Hacker News new | ask | show | jobs
by dreaminvm 2621 days ago
They cherry-pick rare cases and use their fleet to get more examples of these situations. This seems like the right approach given more miles following the same car in a straight line is pretty useless.

My takeaway from the presentation is that Tesla will perform better than other companies in this space (although I don't know enough about Waymo to comment) due to the following:

-You want a large dataset (Tesla and many companies have this and can simulate) -You want a varied/diverse dataset (Tesla and many companies have this and can simulate)--the point here is simulations for simple cases work (you can only simulate when you know), but for complex ones are close to the difficulty of actual FSD -You want a real dataset (Tesla is the only company who can say this and can say they have data on how X00Ks of drivers will handle these situations)

1 comments

My point was that it appears that Tesla doesn't have a large and varied dataset. It has a small and pre-selected data set, since the cars only transmit data when pre-determined triggers are fired. Thus, it doesn't matter how many 1000s of drivers Tesla "has" or how many "situations" they're in, since it's not actually collecting data from most of these situations.

And Autpilot's performance (including its numerous regressions) suggests very strongly either that it doesn't have a very large data set, or else that it has a large data set of everyone doing roughly the same thing almost all of the time. These are the two most logical explanations for Autopilot's tendency to veer toward freeway dividers even (especially?) after updates.

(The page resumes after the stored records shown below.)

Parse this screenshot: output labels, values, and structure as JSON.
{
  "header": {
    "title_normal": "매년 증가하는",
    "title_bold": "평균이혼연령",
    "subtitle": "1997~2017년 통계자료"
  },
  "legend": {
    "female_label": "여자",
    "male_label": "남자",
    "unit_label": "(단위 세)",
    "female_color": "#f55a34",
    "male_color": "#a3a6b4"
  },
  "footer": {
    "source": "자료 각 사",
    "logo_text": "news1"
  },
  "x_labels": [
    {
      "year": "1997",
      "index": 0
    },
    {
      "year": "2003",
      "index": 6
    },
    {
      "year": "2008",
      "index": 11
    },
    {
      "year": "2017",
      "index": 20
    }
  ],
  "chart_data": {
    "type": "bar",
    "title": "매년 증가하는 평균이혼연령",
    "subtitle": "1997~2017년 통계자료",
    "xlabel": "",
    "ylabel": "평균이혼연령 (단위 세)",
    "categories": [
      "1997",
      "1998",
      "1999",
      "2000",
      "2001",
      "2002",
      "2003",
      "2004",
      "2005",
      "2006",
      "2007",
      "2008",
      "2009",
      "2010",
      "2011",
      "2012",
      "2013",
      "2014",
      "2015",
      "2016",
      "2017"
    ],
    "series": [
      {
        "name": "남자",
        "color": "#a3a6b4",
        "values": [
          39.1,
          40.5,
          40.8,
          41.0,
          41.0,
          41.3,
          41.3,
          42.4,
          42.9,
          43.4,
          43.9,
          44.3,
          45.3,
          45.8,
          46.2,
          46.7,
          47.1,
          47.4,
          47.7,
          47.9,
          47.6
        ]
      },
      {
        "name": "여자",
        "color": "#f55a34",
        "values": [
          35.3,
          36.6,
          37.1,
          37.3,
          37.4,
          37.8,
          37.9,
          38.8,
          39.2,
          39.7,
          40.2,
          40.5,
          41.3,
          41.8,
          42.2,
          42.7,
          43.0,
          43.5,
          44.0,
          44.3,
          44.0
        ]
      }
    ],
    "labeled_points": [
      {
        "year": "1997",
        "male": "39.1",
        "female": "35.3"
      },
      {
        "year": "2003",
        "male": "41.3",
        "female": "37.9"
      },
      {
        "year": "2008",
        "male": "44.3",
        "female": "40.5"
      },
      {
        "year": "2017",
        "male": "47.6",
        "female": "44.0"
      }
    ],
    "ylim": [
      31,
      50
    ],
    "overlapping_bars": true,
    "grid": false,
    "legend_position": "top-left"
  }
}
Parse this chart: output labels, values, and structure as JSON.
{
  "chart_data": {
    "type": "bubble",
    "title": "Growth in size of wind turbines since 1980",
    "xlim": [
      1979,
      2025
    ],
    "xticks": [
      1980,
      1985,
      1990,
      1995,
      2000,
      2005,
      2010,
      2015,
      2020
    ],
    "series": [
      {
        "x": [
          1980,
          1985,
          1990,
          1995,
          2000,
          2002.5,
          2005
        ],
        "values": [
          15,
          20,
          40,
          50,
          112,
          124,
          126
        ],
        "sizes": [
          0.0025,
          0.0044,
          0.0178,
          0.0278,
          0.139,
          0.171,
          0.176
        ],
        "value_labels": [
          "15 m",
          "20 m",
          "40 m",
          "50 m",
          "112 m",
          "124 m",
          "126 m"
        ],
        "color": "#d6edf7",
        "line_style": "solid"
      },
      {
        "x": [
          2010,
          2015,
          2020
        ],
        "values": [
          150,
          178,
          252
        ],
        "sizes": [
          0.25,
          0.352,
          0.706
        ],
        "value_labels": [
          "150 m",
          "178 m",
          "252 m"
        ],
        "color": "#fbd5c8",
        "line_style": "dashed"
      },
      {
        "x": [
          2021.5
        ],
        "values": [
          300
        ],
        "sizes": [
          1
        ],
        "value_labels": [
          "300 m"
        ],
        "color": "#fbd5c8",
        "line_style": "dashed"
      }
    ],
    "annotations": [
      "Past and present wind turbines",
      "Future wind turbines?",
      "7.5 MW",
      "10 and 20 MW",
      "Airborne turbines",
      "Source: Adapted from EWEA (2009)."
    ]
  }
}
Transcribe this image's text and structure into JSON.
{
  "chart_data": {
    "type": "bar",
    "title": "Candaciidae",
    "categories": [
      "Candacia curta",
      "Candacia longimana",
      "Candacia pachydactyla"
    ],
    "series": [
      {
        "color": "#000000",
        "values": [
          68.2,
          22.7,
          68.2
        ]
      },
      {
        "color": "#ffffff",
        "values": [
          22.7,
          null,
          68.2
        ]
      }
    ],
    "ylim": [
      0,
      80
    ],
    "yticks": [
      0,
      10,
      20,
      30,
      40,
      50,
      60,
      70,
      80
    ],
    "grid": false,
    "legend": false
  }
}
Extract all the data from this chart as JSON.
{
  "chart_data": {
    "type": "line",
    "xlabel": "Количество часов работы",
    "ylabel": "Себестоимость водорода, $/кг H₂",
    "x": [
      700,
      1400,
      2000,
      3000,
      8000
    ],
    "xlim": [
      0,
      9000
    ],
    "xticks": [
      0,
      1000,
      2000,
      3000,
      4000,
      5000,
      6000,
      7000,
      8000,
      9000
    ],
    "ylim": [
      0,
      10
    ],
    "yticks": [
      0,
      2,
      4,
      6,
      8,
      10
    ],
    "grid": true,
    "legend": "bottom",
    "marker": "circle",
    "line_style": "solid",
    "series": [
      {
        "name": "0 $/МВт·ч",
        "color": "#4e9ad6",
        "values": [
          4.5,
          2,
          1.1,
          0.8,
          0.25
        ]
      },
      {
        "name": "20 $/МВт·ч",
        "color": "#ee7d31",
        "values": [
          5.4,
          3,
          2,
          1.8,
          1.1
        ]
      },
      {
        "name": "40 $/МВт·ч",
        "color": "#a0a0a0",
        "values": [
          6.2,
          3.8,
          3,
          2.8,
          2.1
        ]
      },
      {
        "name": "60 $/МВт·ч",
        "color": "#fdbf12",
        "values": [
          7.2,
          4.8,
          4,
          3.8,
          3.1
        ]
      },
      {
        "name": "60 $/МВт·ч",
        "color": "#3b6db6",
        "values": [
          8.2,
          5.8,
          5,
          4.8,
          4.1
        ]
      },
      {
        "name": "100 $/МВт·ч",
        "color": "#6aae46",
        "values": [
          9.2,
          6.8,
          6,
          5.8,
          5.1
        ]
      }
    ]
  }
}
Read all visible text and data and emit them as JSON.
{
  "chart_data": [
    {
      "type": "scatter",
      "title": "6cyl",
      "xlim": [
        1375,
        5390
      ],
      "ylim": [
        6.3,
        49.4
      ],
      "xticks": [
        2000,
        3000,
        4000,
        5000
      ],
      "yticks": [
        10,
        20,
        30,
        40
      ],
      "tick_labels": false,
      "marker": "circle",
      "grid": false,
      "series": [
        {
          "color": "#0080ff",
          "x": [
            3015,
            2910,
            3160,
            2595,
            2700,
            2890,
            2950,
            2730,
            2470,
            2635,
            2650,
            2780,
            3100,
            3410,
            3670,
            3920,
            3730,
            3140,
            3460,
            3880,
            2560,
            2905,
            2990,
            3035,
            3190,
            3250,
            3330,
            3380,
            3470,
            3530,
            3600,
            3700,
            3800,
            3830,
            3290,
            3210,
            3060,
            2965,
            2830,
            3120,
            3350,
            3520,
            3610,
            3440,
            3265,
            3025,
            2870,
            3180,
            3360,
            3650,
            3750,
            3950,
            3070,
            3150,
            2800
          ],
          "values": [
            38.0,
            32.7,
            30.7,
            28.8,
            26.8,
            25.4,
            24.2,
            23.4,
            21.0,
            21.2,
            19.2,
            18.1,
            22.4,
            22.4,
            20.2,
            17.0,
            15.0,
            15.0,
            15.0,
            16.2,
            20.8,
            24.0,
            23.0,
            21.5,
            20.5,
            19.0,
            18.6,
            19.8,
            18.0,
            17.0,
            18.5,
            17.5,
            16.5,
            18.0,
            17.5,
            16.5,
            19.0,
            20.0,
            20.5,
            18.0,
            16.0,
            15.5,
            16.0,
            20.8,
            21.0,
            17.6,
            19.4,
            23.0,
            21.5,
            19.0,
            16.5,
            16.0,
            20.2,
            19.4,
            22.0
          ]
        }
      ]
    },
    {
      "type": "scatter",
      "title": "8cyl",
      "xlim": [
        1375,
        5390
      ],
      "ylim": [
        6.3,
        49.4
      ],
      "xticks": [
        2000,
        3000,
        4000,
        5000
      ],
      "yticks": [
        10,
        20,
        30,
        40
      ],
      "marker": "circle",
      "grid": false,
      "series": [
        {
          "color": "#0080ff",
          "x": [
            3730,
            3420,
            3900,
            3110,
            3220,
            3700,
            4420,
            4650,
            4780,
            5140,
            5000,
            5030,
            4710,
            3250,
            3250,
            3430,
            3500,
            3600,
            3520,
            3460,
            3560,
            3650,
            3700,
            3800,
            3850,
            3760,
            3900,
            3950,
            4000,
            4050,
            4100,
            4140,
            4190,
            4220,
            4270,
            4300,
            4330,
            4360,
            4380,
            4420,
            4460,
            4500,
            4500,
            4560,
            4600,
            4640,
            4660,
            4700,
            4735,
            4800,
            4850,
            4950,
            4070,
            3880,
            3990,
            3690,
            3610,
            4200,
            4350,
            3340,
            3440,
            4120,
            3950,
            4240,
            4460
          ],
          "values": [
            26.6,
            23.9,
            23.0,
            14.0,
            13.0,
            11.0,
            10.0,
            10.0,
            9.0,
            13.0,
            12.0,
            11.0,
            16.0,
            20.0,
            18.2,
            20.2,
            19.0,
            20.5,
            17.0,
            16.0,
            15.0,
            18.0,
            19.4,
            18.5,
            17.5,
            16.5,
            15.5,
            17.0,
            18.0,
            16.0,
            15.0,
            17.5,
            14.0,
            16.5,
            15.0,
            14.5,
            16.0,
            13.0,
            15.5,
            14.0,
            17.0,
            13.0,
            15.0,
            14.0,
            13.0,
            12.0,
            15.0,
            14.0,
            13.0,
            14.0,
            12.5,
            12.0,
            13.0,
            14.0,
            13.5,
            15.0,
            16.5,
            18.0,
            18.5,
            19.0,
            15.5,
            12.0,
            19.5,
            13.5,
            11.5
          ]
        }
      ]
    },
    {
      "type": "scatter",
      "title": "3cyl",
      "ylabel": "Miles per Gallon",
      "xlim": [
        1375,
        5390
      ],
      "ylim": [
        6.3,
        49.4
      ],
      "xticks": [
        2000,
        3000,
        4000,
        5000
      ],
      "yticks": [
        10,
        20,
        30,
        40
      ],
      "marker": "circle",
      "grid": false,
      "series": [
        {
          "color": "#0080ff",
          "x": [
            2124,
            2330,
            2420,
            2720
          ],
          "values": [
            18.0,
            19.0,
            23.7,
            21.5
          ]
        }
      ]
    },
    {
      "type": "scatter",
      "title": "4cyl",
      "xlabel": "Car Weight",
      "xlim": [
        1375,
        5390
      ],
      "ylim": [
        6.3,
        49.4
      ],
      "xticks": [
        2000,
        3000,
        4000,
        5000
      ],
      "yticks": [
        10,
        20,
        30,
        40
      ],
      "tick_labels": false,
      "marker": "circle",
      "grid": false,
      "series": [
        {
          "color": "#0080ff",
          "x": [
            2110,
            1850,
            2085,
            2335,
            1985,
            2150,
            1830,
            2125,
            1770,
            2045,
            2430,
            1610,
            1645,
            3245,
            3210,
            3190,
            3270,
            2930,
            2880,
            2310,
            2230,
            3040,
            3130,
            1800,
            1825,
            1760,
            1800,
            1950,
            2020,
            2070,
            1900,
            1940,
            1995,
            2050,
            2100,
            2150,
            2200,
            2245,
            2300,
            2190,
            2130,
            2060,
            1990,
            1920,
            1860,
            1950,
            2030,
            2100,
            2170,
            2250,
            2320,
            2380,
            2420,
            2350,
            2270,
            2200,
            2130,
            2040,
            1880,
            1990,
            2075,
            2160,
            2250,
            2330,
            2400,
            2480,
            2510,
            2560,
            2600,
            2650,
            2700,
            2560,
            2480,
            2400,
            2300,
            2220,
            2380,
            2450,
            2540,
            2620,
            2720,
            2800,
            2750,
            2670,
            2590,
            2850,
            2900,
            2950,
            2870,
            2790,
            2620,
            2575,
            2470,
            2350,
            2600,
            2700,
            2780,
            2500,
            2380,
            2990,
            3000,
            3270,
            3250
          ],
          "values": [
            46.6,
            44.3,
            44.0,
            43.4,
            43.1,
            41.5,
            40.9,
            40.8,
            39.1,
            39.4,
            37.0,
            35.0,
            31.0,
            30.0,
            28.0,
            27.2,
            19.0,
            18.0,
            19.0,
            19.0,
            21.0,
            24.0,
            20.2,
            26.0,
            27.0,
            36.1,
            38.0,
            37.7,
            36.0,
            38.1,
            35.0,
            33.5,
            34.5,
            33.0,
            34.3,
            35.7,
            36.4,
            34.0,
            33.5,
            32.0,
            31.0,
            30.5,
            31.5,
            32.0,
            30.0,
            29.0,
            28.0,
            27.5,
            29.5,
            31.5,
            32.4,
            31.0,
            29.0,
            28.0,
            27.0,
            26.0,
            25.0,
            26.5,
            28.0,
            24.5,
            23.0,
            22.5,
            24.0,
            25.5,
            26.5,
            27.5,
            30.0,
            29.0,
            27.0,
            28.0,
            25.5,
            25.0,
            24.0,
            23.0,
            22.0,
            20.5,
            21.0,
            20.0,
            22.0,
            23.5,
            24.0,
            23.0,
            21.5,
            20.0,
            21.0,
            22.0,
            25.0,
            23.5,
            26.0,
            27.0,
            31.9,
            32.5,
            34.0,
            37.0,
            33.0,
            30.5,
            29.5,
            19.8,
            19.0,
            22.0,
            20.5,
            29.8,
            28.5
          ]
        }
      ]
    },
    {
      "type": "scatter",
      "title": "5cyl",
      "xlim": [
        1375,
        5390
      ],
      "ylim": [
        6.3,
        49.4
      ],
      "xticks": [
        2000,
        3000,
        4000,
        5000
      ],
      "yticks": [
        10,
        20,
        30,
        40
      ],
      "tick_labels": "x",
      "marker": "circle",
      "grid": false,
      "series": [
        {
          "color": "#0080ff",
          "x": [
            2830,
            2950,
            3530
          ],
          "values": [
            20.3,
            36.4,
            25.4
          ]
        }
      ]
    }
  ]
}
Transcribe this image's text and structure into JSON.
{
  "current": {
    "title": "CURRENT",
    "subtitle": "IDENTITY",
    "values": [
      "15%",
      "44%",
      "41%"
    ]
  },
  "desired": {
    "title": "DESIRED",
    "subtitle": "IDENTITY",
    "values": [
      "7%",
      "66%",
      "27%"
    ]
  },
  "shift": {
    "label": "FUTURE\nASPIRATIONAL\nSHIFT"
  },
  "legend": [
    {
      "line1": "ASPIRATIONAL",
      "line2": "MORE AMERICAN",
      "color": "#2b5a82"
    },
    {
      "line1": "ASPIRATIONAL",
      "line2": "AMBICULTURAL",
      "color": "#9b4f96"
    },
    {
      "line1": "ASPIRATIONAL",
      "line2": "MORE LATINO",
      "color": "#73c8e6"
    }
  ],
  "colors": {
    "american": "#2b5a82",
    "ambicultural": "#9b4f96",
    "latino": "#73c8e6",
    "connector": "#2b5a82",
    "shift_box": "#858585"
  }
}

> My point was that it appears that Tesla doesn't have a large and varied dataset. It has a small and pre-selected data set,

I don't thinks it is a fair characterization: first the notion of "large" is fairly subjective. But more importantly the fact that they collect data on pre-determined triggers is just a guarantee that the dataset is not over-fitted (let say to the 280 and 101 in the Bay Area and to Elon's commute in LA) and instead has good coverage of the world.

Their capabilities of triggering on situation allows them to grow the dataset quickly in a supervised way. It is all about the granularity of these triggers, imagine that you can express "collect situation in tunnels with jerk higher than X m/s3" or "collect all lane change abort in snow condition", ... In the next 24h you get data from all over the world and this data is automatically tagged and classified by the neural net.

Shadow mode would also transmit data no?